GIB AIDS KEINE CHANCE in Ost und West: Ein Vergleich der Aufklärungsarbeit der BZgA und des DHMD über HIV und AIDS in den 1980er Jahren

Helene Baumbach

Die Themen HIV und AIDS prägten in den 1980er Jahren die Gesundheitsaufklärung in Deutschland. Die Bundeszentrale für gesundheitliche Aufklärung in der Bundesrepublik Deutschland und das Deutsche Hygiene-Museum Dresden für die Deutsche Demokratische Republik agierten als zentrale Einrichtungen zur umfassenden Aufklärung über das Virus, seine Verbreitungswege und die Erkrankung auf sehr unterschiedliche Art und Weise. Während in der BRD an die Eigenverantwortung und Solidarität gegenüber Betroffenen appelliert wurde, standen in der DDR ganz andere Werte wie die Treue und Stabilität in der Partnerschaft im Vordergrund der Aufklärung. Die unterschiedlichen Wertesysteme in Ost- und Westdeutschland wirkten sich somit auch auf verschiedene Art und Weise auf die Aufklärungsarbeit der Bundeszentrale für gesundheitliche Aufklärung und des Deutschen Hygiene-Museums Dresden in beiden deutschen Staaten aus. So wählte die sich immer als fortschrittlich verstehende DDR einen eher konservativen, kleinbürgerlichen Weg, während in der BRD aktiv mit sexuell definierten Randgruppen zusammengearbeitet wurde. Ziel des vorliegenden Beitrags ist es daher aufzuzeigen, welchen Einfluss politische Systeme auf die Gesundheitsaufklärung hatten. Dafür wird zunächst die gesundheitspolitische Ausgangssituation in den beiden Staaten skizziert. Anschließend werden die verschiedenen Aufklärungsansätze anhand der Kampagnenlogik rekonstruiert und miteinander verglichen.

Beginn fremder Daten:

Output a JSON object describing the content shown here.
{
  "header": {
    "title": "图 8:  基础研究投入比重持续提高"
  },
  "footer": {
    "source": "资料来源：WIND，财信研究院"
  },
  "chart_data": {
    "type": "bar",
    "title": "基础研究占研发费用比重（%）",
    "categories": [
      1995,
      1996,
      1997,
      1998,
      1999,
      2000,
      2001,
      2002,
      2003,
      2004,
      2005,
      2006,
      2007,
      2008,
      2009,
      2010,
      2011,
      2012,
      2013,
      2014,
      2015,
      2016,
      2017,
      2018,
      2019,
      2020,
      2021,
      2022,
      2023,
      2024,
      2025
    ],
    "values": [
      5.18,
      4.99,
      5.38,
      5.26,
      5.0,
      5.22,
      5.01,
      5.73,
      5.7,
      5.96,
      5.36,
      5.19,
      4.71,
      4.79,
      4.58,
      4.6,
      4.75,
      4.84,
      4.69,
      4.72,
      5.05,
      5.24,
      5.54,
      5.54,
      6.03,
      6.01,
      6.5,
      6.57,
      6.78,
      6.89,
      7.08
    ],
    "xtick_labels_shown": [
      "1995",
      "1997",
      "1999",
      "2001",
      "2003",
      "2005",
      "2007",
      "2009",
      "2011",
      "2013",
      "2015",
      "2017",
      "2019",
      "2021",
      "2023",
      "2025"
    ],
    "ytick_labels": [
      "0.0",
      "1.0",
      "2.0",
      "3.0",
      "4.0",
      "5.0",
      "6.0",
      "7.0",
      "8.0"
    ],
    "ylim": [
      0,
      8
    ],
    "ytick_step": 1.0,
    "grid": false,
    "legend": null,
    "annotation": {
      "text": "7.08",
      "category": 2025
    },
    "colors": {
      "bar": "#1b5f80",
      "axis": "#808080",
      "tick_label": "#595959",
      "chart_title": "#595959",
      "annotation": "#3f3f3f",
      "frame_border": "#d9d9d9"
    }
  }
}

Sexualaufklärung an Schulen im 21. Jahrhundert

Vivien Kretschmer

Schon im frühen Alter wird in Schulen den Kindern das menschliche Sexualleben mit allen Risiken aber auch den positiven Seiten näher gebracht. Somit können ungewollte Schwangerschaften, sexuell übertragbare Infektionen oder andere negative Folgen von Unwissenheit um das Thema Sexualität vermieden und fundiertes Wissen darüber generiert werden. Dieser Beitrag  beschäftigt sich mit der Sexualaufklärung der heutigen Zeit. Er fokussiert sich auf die Sexualaufklärung im Kontext der Schule und thematisiert hierbei die verschiedenen Kommunikationsformate. Wichtig bei einer Sexualaufklärung in der Schule ist das interaktive Lernformat. Die Schüler*innen sollen durch Fragen, Diskussionen und Reflexionen von eigenen Erfahrungen den Verlauf der Lerneinheiten mitbestimmen dürfen. Ein weiterer Schwerpunkt dieser Arbeit sind die Anforderungen an die Fachkräfte. Lehrer*innen und Erzieher*innen benötigen unterschiedliche Kompetenzen und Qualifikationen in Bezug auf die altersgerechte Vermittlung von Themen der Sexualität. Empathiefähigkeit spielt hierbei eine große Rolle. Außerdem bietet dieser Beitrag einen kleinen Exkurs zur Sexualaufklärung in anderen europäischen Ländern. Schwerpunkte sind die Themen und Ziele der Sexualaufklärung in Finnland, Estland, Niederlande, England und Spanien.